John Oboh was born on 25 April 1967 into the Family of Chief Major Humphrey Etafo Oboh from Ugboha, Esan, Edo State, and Chief Mrs Comfort Eimiebaluye Oboh née Obhiemie from Emu Kingdom, Esan, Edo State, Nigeria. He is the brother of former British boxing light heavyweight champion Peter Oboh and sister to fine Artist/collector Josephine Oboh Macleod. Mighty mouse attended Trinity Secondary School. He Studied music in Dublin Ireland before moving to Boston, Massachusetts, USA to study Business Administration at Roxbury Community College.

==Career==
John Oboh is known and recognised as the creator of the Ajegunle music Genre in the 1990s which was generated from Ajegunle a sound that surfed the airwaves across radio stations at the time.

He created Ajegunle Music (AJ music) genre using ancient Esan samba beat, and other African percussions which he later infused with reggae and jazz music, that has come to be known and recognized as AJ music.

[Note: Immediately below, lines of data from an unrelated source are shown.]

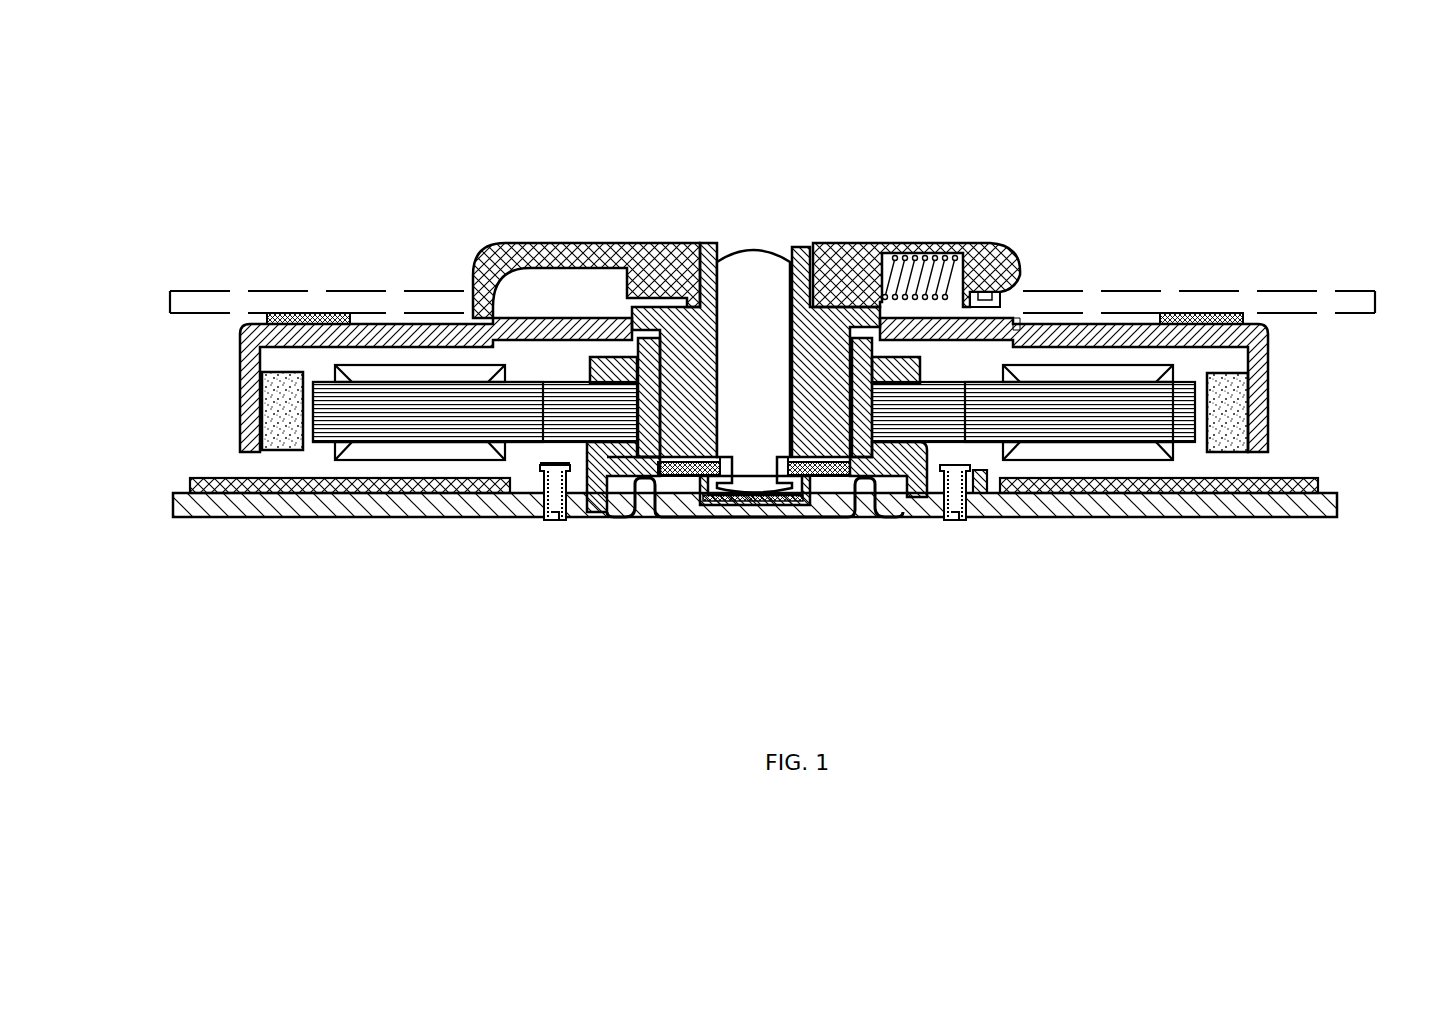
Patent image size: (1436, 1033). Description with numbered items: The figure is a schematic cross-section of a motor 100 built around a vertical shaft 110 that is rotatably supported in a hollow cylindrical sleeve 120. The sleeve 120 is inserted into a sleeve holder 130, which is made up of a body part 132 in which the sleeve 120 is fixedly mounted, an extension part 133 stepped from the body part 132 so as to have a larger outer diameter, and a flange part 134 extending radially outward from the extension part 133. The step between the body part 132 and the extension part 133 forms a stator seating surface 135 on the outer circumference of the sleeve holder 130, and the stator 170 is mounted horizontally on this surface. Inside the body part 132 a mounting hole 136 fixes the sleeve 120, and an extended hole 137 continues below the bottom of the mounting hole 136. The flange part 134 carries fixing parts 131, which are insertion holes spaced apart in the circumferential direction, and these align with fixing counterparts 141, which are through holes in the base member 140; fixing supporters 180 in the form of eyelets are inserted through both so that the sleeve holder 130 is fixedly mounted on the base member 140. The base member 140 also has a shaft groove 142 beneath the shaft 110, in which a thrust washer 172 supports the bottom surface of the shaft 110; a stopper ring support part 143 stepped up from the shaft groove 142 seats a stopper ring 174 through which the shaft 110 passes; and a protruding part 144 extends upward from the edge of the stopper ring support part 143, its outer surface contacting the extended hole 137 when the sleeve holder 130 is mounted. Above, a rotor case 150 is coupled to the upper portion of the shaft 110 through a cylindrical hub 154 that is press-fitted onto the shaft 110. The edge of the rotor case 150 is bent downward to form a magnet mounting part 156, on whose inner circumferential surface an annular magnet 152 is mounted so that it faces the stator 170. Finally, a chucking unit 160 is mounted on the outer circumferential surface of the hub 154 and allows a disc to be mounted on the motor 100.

The motor 100 is at (431, 73).
The shaft 110 is at (757, 262).
The sleeve 120 is at (687, 357).
The sleeve holder 130 is at (1073, 603).
The fixing parts 131 is at (962, 520).
The body part 132 is at (820, 475).
The extension part 133 is at (915, 480).
The flange part 134 is at (985, 490).
The stator seating surface 135 is at (868, 465).
The mounting hole 136 is at (790, 475).
The extended hole 137 is at (880, 480).
The base member 140 is at (1145, 505).
The fixing counterparts 141 is at (540, 518).
The shaft groove 142 is at (710, 512).
The stopper ring support part 143 is at (663, 463).
The protruding part 144 is at (633, 470).
The rotor case 150 is at (1020, 327).
The magnet 152 is at (1242, 415).
The hub 154 is at (803, 262).
The magnet mounting part 156 is at (1263, 368).
The chucking unit 160 is at (868, 255).
The stator 170 is at (407, 420).
The thrust washer 172 is at (728, 500).
The stopper ring 174 is at (700, 480).
The fixing supporters 180 is at (570, 518).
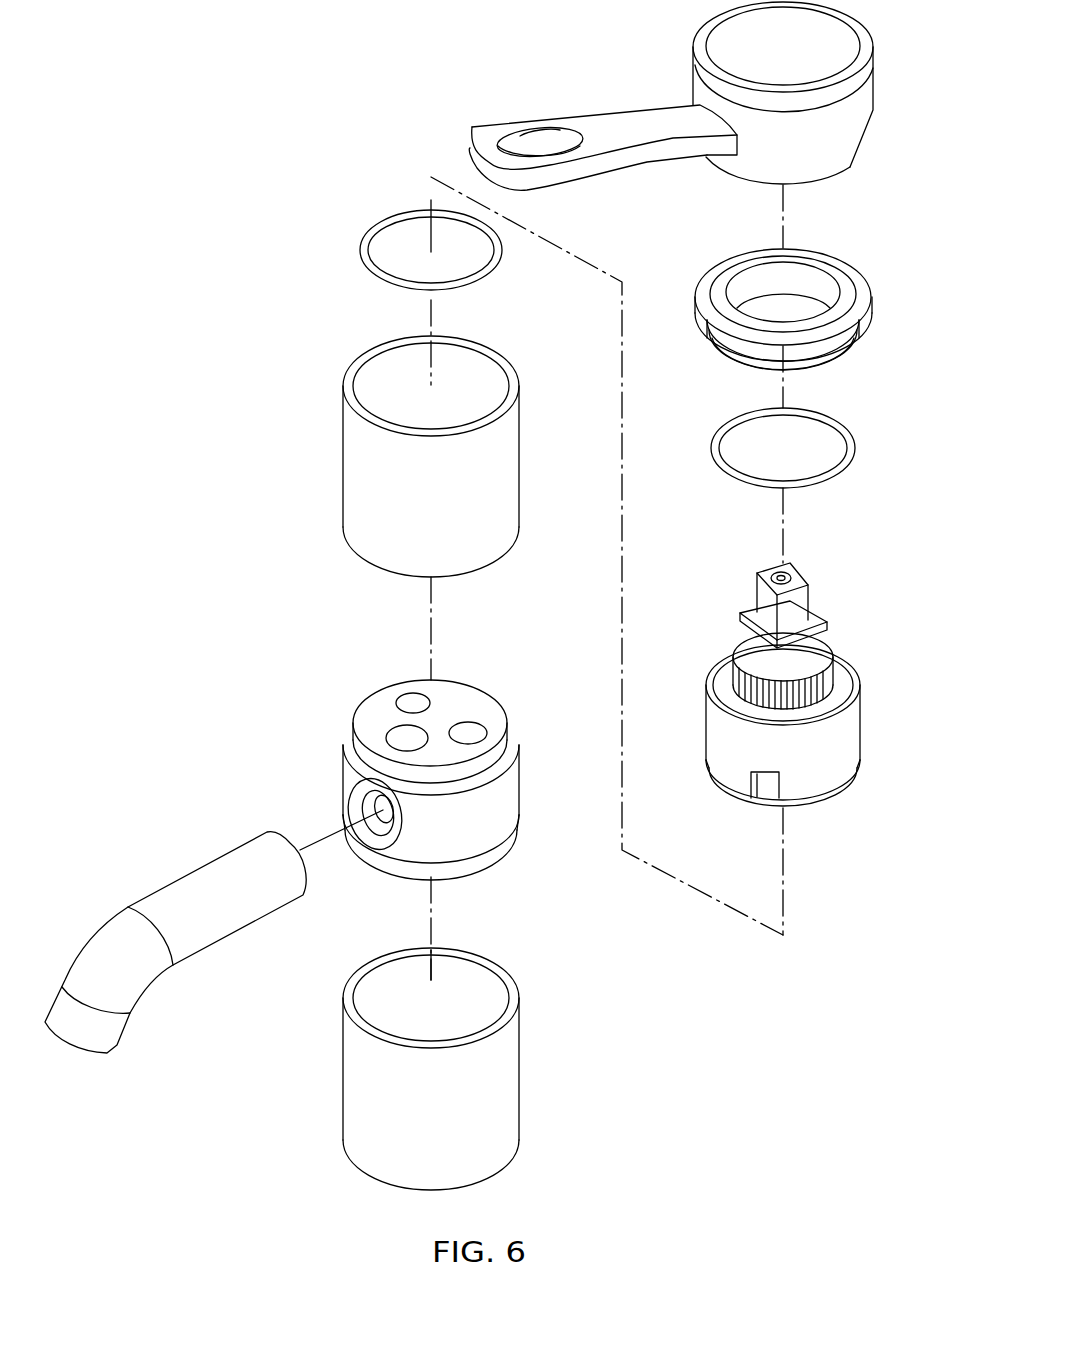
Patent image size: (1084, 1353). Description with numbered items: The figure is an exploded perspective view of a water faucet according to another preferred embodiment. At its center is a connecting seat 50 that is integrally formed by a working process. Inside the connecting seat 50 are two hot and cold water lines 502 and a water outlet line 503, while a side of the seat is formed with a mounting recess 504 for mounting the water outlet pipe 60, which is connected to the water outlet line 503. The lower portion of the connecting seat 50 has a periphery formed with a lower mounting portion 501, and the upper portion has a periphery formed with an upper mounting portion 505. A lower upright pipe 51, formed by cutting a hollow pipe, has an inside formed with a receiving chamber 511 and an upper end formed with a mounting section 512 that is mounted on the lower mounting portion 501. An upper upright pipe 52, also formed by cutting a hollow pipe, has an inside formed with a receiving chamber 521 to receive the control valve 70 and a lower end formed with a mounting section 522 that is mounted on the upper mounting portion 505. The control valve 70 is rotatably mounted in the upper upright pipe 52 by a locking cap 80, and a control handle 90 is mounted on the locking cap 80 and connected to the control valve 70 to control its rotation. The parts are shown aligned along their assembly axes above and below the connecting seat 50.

The control handle 90 is at (662, 70).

In 1991, his sister, Mabel Oboh a broadcaster/actress and Talk Show host financed the establishment of Jahoha Digital Studios. As a music producer and director, he played a pivotal role in producing Daddy Showkey which popularized the dance step Galala (dance) and other dance steps such as konto, Alanta dance, Sour, etc. now associated to AJegunle music. He produced his famous single Folashade, Abuja, and other famous AJegunle artists such as Daddy Fresh, etc. Jahoha Studios became the great music production home for the likes of artists such as Baba Fryo, African China, Oritse Femi, Marvelous Benji, Danfo Drivers, Nico Gravity, Norman Macleod (Piper Norman) of “Afro-Scot” Music Legacy and others.

He formed a repatriation sound promotion in the mid-1990s. He used his music to state the suffering of poor and black people in the Western world and encouraged the repatriation of black people back to their roots (Africa) for self-dignity and a stop to modern slavery.

He died at Lagos University Teaching Hospital (LUTH), Idiaraba on September 18, 2023, while battling with cancer.